Thursday, March 26, 2009

Geithner Calls for ‘New Rules of the Game’

by Calculated Risk on 3/26/2009 10:57:00 AM

From Bloomberg: Geithner Calls for ‘New Rules of the Game’ in Finance

... Geithner’s proposals would bring large hedge funds, private-equity firms and derivatives markets under federal supervision for the first time. A new systemic risk regulator would have powers to force companies to boost their capital or curtail borrowing, and officials would get the authority to seize them if they run into trouble.
...
The administration’s regulatory framework would make it mandatory for large hedge funds, private-equity firms and venture-capital funds to register with the Securities and Exchange Commission. The SEC would be able to refer those firms to the systemic regulator, which could order them to raise capital or curtail borrowing.

The strategy also would require derivatives to be traded through central clearinghouses. And it would add new oversight for money-market mutual funds ....

While the Bush administration had proposed that the Federal Reserve take on the authority of a systemic-risk regulator, Geithner didn’t specify which agency should have the job.

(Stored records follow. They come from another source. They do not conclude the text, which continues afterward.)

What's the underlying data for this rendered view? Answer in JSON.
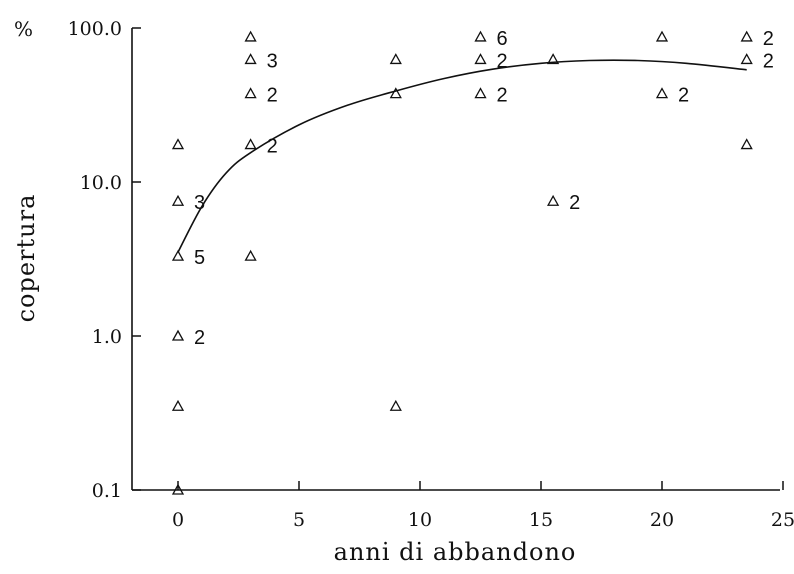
{
  "chart_data": {
    "type": "scatter",
    "xlabel": "anni di abbandono",
    "ylabel": "copertura",
    "yunit": "%",
    "y_scale": "log",
    "xlim": [
      -2,
      25
    ],
    "ylim": [
      0.1,
      100
    ],
    "x_ticks": [
      0,
      5,
      10,
      15,
      20,
      25
    ],
    "y_ticks": [
      {
        "value": 0.1,
        "label": "0.1"
      },
      {
        "value": 1,
        "label": "1.0"
      },
      {
        "value": 10,
        "label": "10.0"
      },
      {
        "value": 100,
        "label": "100.0"
      }
    ],
    "marker": "triangle-open",
    "points": [
      {
        "x": 0,
        "y": 17.5
      },
      {
        "x": 0,
        "y": 7.5,
        "count": "3"
      },
      {
        "x": 0,
        "y": 3.3,
        "count": "5"
      },
      {
        "x": 0,
        "y": 1.0,
        "count": "2"
      },
      {
        "x": 0,
        "y": 0.35
      },
      {
        "x": 0,
        "y": 0.1
      },
      {
        "x": 3,
        "y": 87.5
      },
      {
        "x": 3,
        "y": 62.5,
        "count": "3"
      },
      {
        "x": 3,
        "y": 37.5,
        "count": "2"
      },
      {
        "x": 3,
        "y": 17.5,
        "count": "2"
      },
      {
        "x": 3,
        "y": 3.3
      },
      {
        "x": 9,
        "y": 62.5
      },
      {
        "x": 9,
        "y": 37.5
      },
      {
        "x": 9,
        "y": 0.35
      },
      {
        "x": 12.5,
        "y": 87.5,
        "count": "6"
      },
      {
        "x": 12.5,
        "y": 62.5,
        "count": "2"
      },
      {
        "x": 12.5,
        "y": 37.5,
        "count": "2"
      },
      {
        "x": 15.5,
        "y": 62.5
      },
      {
        "x": 15.5,
        "y": 7.5,
        "count": "2"
      },
      {
        "x": 20,
        "y": 87.5
      },
      {
        "x": 20,
        "y": 37.5,
        "count": "2"
      },
      {
        "x": 23.5,
        "y": 87.5,
        "count": "2"
      },
      {
        "x": 23.5,
        "y": 62.5,
        "count": "2"
      },
      {
        "x": 23.5,
        "y": 17.5
      }
    ],
    "fit_curve": [
      {
        "x": 0,
        "y": 3.5
      },
      {
        "x": 1,
        "y": 7.0
      },
      {
        "x": 2,
        "y": 11.5
      },
      {
        "x": 3,
        "y": 15.5
      },
      {
        "x": 5,
        "y": 23.5
      },
      {
        "x": 7,
        "y": 31.5
      },
      {
        "x": 9,
        "y": 39.0
      },
      {
        "x": 11,
        "y": 47.0
      },
      {
        "x": 13,
        "y": 54.0
      },
      {
        "x": 15,
        "y": 59.0
      },
      {
        "x": 17,
        "y": 61.5
      },
      {
        "x": 19,
        "y": 61.5
      },
      {
        "x": 21,
        "y": 59.0
      },
      {
        "x": 23.5,
        "y": 53.5
      }
    ]
  }
}
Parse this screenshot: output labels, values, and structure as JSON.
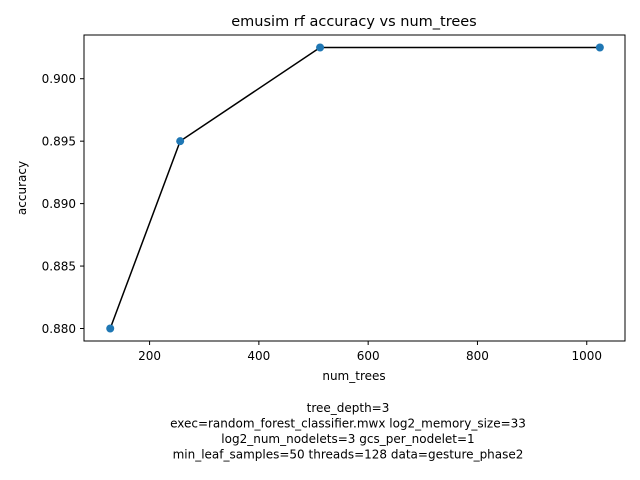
{
  "chart_data": {
    "type": "line",
    "title": "emusim rf accuracy vs num_trees",
    "xlabel": "num_trees",
    "ylabel": "accuracy",
    "xlim": [
      80,
      1070
    ],
    "ylim": [
      0.879,
      0.9035
    ],
    "xticks": [
      200,
      400,
      600,
      800,
      1000
    ],
    "xtick_labels": [
      "200",
      "400",
      "600",
      "800",
      "1000"
    ],
    "yticks": [
      0.88,
      0.885,
      0.89,
      0.895,
      0.9
    ],
    "ytick_labels": [
      "0.880",
      "0.885",
      "0.890",
      "0.895",
      "0.900"
    ],
    "grid": false,
    "series": [
      {
        "x": [
          128,
          256,
          512,
          1024
        ],
        "y": [
          0.88,
          0.895,
          0.9025,
          0.9025
        ],
        "line_color": "#000000",
        "marker_color": "#1f77b4"
      }
    ],
    "annotation_lines": [
      "tree_depth=3",
      "exec=random_forest_classifier.mwx   log2_memory_size=33",
      "log2_num_nodelets=3   gcs_per_nodelet=1",
      "min_leaf_samples=50   threads=128   data=gesture_phase2"
    ]
  }
}
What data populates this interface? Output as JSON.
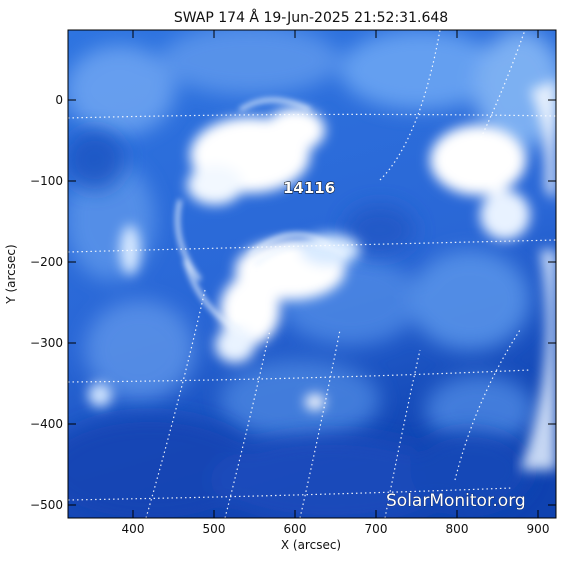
{
  "title": "SWAP 174 Å 19-Jun-2025 21:52:31.648",
  "region_number": "14116",
  "watermark": "SolarMonitor.org",
  "xaxis": {
    "label": "X (arcsec)",
    "ticks": [
      "400",
      "500",
      "600",
      "700",
      "800",
      "900"
    ]
  },
  "yaxis": {
    "label": "Y (arcsec)",
    "ticks": [
      "0",
      "−100",
      "−200",
      "−300",
      "−400",
      "−500"
    ]
  },
  "colors": {
    "deep_blue": "#0b3fae",
    "mid_blue": "#3b7fe6",
    "light_blue": "#9cc8ff",
    "highlight": "#ffffff",
    "grid": "#ffffff"
  }
}
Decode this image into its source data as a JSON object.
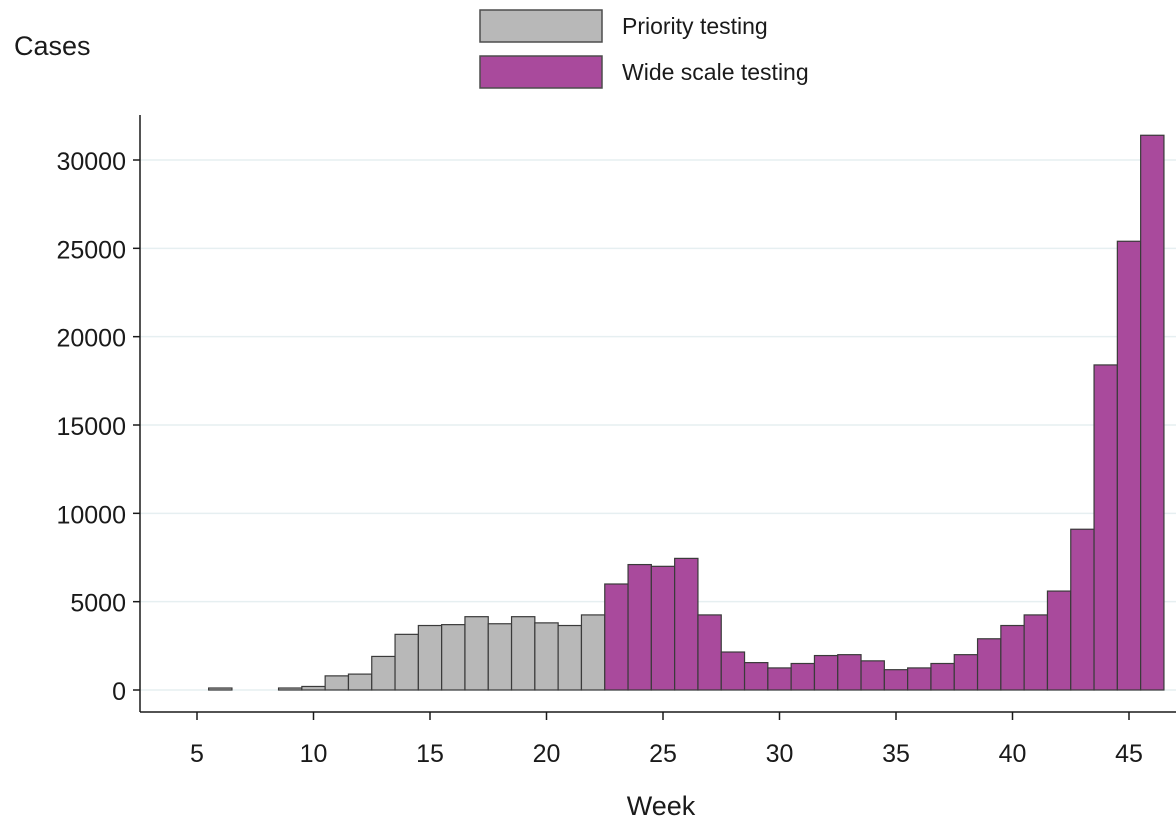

Bernanke has also called for such a regulator, and said the central bank should have some role.
Imagine if the Federal Reserve had been the "systemic-risk regulator" during the bubble.

According to Greenspan in 2005 "we don't perceive that there is a national bubble", just "a little froth", and even in March 2007 Bernanke said "the impact on the broader economy and financial markets of the problems in the subprime market seems likely to be contained".

How would a systemic-risk regulator help if they miss the problem?

I'm not opposing this idea - I don't see how it could hurt - and I think having the FDIC, OTS, Fed, state agencies, and others all providing risk oversight is unworkable.